Uscito da scuola, nel pomeriggio, presi la macchina fotografica di mio fratello, una vecchissima compatta da 10 Megapixel, uscii fuori e iniziai a fotografare il mio quartiere, tutto ciò che lo caratterizzava e le persone che vi abitavano: ero semplicemente felice. Potevo finalmente catturare l’attimo e intrappolare su un sensore un’emozione, quello che fin da allora non riuscivo a concretizzare nel dipingere una tela perché il processo di creazione era troppo lungo.

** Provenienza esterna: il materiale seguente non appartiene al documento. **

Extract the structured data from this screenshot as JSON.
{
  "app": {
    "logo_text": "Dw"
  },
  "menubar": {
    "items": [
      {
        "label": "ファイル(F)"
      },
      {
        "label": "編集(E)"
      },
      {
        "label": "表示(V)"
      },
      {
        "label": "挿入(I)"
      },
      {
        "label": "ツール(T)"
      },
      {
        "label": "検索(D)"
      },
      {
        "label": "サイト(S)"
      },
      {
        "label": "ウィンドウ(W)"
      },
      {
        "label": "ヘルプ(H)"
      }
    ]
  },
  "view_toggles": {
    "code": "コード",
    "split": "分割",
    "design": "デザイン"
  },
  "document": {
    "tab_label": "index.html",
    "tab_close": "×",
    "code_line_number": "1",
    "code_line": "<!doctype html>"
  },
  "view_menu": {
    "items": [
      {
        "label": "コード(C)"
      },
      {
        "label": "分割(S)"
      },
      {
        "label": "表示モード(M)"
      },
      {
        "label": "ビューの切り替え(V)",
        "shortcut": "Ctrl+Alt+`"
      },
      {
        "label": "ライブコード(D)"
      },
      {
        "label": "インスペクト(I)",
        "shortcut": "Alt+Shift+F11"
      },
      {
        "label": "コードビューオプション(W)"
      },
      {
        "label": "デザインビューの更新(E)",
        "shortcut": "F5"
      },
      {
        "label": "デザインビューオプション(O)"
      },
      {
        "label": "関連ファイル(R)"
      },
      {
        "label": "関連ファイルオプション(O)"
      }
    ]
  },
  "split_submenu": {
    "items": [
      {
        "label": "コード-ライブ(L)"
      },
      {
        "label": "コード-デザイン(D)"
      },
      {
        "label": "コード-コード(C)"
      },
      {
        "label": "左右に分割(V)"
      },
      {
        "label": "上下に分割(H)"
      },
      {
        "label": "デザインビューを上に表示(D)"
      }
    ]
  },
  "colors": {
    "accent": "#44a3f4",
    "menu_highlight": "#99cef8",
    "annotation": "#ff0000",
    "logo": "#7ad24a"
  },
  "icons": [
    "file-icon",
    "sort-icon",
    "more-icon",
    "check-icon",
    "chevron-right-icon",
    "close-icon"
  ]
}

I contrasti e i colori delle tue foto rispecchiano la solarità dei luoghi in cui sei nato e vivi. Quali vantaggi ti ha offerto la Sicilia nello tua carriera?
Da buon siciliano ho un rapporto di amore e odio con la mia terra. La Sicilia è una terra magnifica, unica nel suo genere, è come un piccolo continente fatto di contrasti e bellezza. Ma questo grande amore che ho per lei a volte non è ricambiato e questo bel sentimento si può trasformare in odio profondo, che ti costringe a fuggire e a non farne più ritorno.
Per quanto mi riguarda, la Sicilia fa parte del mio essere e del mio modo di fare fotografia. Qui tutto è fonte continua d’ispirazione: la campagna, le architetture, i colori del cielo, la passionalità delle persone, il modo di vivere. La Sicilia mi ha permesso di differenziarmi in un mare pieno di fotografi e artisti: nel bene o nel male la mia terra offre un concetto diverso, a volte fuori dal comune, scontato per chi vive qui, nuovo per chi arriva da altri contesti. Così ho deciso che attraverso i miei scatti posso anche far veicolare quello che mi circonda: una Sicilia da esportare.

E quali svantaggi?
Fare fotografia di moda in Sicilia è molto difficile, ma non impossibile. Senza ombra di dubbio mancano la rete di contatti, le persone, le grandi case di moda, le mostre internazionali, come potrebbe essere in una città come Milano. La vera rivoluzione sta in noi giovani che abbiamo deciso di rimanere dove siamo nati e che anche grazie alla rete e ai social oggi possiamo raggiungere il mondo rimanendo seduti nel nostro lab: c’è sete e voglia di vivere la Sicilia anche oltre oceano.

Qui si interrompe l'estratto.